Jake echó mano de la mochila, pero Roland lo contuvo.
—Todavía no —sentenció—. Vuelve al solar abandonado, Jake. Cuéntanos otra vez esa parte. Intenta acordarte de todo.
—Quizá deberías hipnotizarme —sugirió Jake, dubitativo—. Como lo hiciste la otra vez, en la Estación de Paso.
Roland meneó la cabeza.
—No es necesario. Lo que te ocurrió en aquel solar fue lo más importante que te ha de ocurrir en la vida, Jake. En las vidas de todos nosotros. Lo recuerdas todo.
De modo que Jake empezó a contarlo de nuevo. Todos ellos tenían muy claro que su experiencia en el solar vacío donde antes se alzaba la tienda de Tom y Gerry era el corazón secreto del Ka-tet que compartían. En el sueño de Eddie, la Charcutería Artística aún se hallaba en pie; en la realidad de Jake, la habían derribado, pero en ambos casos se trataba de un lugar de enorme poder talismánico. A Roland tampoco le cabía ninguna duda de que el solar vacío con sus ladrillos rotos y sus pedazos de vidrio era otra versión de lo que Susannah conocía como los Drawers y del lugar que él mismo había visto al final de su visión en el osario.
Mientras relataba esta parte de su historia por segunda vez, ahora hablando muy despacio, Jake descubrió que lo que había dicho el pistolero era verdad: se acordaba de todo. Su memoria mejoró a tal punto que casi le parecía estar reviviendo la experiencia. Les habló del cartel que anunciaba la construcción de un edificio llamado Apartamentos Turtle Bay en el lugar donde antes se hallaba la charcutería de Tom y Gerry. Recordó incluso el pequeño poema pintado con spray en la valla, y también se lo recitó:
¡Mira la TORTUGA de enorme amplitud!
Sobre su caparazón sostiene la tierra.
Si quieres correr y jugar,
ven hoy mismo por el HAZ.
—Su pensar es lento pero siempre amable —musitó Susannah—; nos contiene a todos en su mente… ¿No era así, Roland?
—¿De qué hablas? —preguntó Jake—. ¿Qué era así?
—Una poesía que aprendí de pequeño —dijo Roland—. Es otra conexión, y realmente nos dice algo, aunque no estoy seguro de que sea algo que necesitemos saber… Con todo, nunca se sabe cuándo puede resultar útil tener un poco de comprensión.
—Doce portales conectados por seis Haces —resumió Eddie—. Partimos del Oso.

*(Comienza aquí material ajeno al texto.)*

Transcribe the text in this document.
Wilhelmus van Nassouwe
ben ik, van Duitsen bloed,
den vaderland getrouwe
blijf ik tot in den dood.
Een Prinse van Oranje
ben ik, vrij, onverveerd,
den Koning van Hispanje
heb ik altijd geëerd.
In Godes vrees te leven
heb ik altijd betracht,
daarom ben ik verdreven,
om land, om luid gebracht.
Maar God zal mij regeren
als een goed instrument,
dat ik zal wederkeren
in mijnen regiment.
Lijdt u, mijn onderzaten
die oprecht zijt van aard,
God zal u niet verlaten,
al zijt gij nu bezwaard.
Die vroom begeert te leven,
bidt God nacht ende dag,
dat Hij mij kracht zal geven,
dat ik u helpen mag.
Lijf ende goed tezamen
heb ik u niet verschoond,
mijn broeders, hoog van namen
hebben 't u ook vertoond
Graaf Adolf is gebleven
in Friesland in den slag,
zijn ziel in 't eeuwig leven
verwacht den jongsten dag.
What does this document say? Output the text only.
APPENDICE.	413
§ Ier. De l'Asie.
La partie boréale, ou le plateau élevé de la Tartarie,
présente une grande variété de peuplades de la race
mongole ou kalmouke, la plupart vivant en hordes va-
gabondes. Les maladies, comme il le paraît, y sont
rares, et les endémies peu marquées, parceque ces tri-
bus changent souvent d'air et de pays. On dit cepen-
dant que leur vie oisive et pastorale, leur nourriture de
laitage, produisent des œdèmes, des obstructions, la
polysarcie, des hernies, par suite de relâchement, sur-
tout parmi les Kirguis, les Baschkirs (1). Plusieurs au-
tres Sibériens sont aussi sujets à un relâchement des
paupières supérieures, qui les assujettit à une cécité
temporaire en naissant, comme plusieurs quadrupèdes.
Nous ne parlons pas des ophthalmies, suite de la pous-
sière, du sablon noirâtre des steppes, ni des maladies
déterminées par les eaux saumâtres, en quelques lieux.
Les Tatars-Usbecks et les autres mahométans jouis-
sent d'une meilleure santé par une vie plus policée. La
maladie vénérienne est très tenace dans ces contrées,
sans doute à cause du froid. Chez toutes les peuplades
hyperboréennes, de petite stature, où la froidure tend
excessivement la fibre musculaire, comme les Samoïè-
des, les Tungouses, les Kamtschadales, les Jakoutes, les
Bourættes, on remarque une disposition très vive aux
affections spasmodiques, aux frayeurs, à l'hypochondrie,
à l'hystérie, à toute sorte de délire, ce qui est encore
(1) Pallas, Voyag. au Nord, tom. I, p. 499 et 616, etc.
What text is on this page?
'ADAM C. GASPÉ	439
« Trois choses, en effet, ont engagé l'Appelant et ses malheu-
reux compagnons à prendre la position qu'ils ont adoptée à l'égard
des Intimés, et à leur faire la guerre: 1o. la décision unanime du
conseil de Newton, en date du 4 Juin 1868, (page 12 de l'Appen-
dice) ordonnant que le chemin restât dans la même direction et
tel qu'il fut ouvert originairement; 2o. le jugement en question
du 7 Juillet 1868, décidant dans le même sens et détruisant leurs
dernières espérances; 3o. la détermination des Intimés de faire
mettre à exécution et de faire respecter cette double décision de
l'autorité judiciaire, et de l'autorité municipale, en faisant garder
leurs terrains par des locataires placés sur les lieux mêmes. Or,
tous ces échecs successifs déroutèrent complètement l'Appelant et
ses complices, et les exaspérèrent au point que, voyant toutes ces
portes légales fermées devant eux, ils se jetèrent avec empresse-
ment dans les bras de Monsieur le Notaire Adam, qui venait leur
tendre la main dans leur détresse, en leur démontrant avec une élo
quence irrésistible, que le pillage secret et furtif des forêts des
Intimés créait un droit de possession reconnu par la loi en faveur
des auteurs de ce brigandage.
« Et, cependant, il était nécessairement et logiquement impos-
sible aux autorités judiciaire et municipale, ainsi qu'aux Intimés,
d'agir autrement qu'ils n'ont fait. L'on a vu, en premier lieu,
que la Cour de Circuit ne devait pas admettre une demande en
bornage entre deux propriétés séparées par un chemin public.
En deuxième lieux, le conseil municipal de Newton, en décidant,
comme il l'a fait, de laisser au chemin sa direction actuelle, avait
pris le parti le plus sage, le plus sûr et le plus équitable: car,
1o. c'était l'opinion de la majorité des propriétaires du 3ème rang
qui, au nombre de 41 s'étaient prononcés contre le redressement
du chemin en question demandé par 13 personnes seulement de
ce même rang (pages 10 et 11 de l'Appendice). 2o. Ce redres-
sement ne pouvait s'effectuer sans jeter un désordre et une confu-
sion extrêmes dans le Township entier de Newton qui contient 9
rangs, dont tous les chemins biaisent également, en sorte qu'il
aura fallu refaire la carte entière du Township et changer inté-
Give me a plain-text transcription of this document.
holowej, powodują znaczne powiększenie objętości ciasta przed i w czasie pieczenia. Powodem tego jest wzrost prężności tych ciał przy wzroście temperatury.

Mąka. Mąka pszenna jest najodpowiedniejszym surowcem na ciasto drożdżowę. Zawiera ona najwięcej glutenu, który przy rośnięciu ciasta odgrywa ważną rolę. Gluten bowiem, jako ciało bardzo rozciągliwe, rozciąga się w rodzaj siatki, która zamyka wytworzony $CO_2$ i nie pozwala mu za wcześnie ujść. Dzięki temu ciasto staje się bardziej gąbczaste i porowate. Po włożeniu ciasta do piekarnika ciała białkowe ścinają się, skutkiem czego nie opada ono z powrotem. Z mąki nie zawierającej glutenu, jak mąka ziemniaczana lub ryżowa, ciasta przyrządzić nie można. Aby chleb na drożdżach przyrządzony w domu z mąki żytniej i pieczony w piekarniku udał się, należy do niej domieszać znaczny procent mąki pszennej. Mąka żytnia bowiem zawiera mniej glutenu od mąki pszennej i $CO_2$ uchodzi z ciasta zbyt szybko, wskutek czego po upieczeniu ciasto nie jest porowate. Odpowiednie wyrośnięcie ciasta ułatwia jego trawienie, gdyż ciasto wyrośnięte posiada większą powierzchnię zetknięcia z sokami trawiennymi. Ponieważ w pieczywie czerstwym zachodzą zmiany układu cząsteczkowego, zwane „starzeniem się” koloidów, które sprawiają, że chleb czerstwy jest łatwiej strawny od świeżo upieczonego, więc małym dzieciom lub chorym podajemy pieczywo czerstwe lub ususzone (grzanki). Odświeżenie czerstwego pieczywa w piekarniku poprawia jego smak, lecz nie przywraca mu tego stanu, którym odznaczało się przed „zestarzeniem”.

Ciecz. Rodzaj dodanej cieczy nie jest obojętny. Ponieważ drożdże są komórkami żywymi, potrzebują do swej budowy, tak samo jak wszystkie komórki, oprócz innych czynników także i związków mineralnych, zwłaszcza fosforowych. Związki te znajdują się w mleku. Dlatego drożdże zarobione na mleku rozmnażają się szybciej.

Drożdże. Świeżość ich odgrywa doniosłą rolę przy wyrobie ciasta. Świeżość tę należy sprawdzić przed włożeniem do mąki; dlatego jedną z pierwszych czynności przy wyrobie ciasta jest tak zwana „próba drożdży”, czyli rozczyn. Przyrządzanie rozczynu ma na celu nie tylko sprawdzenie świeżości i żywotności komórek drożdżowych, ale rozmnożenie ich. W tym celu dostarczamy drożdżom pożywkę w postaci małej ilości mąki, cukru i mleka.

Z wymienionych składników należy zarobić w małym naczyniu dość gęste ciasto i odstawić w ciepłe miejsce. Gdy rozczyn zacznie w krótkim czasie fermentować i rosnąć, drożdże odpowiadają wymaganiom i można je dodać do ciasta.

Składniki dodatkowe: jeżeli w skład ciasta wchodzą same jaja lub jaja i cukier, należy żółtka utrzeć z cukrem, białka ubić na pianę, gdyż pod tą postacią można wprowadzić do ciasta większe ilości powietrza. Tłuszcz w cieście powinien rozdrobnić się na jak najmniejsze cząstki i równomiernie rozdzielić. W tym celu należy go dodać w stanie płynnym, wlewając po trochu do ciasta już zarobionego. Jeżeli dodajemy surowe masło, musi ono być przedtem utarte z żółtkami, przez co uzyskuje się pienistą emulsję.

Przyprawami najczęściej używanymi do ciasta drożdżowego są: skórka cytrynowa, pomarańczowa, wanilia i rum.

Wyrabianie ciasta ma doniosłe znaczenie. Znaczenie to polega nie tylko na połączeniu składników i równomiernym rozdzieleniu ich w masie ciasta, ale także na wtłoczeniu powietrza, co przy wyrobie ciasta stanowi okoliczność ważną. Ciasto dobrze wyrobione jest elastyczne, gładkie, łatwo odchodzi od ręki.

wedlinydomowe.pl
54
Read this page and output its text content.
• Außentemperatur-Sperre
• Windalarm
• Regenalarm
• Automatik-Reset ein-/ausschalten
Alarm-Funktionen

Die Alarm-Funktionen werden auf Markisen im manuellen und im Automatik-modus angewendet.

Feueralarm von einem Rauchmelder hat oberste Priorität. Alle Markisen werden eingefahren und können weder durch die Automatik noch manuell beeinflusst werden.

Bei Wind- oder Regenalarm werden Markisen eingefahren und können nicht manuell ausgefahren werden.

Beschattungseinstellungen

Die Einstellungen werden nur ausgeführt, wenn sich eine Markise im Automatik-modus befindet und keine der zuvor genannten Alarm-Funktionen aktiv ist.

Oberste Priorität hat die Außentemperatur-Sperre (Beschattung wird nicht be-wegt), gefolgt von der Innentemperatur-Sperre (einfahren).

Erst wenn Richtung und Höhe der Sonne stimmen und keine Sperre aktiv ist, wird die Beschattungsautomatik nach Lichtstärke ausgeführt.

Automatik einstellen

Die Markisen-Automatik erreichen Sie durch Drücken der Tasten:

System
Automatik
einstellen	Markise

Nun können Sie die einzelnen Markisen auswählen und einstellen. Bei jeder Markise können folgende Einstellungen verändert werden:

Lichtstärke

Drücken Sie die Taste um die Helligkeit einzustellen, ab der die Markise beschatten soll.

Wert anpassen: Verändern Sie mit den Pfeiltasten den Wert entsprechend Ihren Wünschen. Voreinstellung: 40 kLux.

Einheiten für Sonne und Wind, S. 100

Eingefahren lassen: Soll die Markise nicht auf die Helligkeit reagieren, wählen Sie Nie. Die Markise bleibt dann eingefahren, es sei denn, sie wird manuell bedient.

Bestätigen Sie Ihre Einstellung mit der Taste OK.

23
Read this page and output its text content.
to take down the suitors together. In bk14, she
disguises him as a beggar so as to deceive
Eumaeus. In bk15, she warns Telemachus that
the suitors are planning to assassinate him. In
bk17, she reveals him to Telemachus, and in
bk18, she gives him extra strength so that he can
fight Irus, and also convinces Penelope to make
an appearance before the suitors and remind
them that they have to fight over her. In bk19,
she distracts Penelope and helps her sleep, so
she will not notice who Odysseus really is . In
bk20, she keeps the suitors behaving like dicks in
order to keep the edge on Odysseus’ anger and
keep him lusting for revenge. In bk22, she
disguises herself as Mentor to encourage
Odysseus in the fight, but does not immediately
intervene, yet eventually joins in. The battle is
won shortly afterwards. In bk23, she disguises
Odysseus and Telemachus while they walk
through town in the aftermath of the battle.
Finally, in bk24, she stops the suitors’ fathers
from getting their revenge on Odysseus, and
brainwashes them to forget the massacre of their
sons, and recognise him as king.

Solo hemos de cubrir medio camino, hasta la Torre, pero si llegáramos al otro extremo encontraríamos el Portal de la Tortuga, ¿no es así?
Roland asintió.
—Estoy seguro.
—El Portal de la Tortuga —repitió Jake, pensativo, haciendo rodar las palabras por la boca como si quisiera saborearlas. Tras una pausa, volvió a hablarles de la arrobadora voz del coro, el descubrimiento de que había caras y cuentos e historias por todas partes, y su creencia cada vez más firme de que había dado con algo muy semejante al núcleo de toda existencia. Para terminar, les contó otra vez cómo había encontrado la llave y visto la rosa. Absorto en la totalidad de su recuerdo, Jake empezó a llorar, aunque al parecer no era consciente de ello.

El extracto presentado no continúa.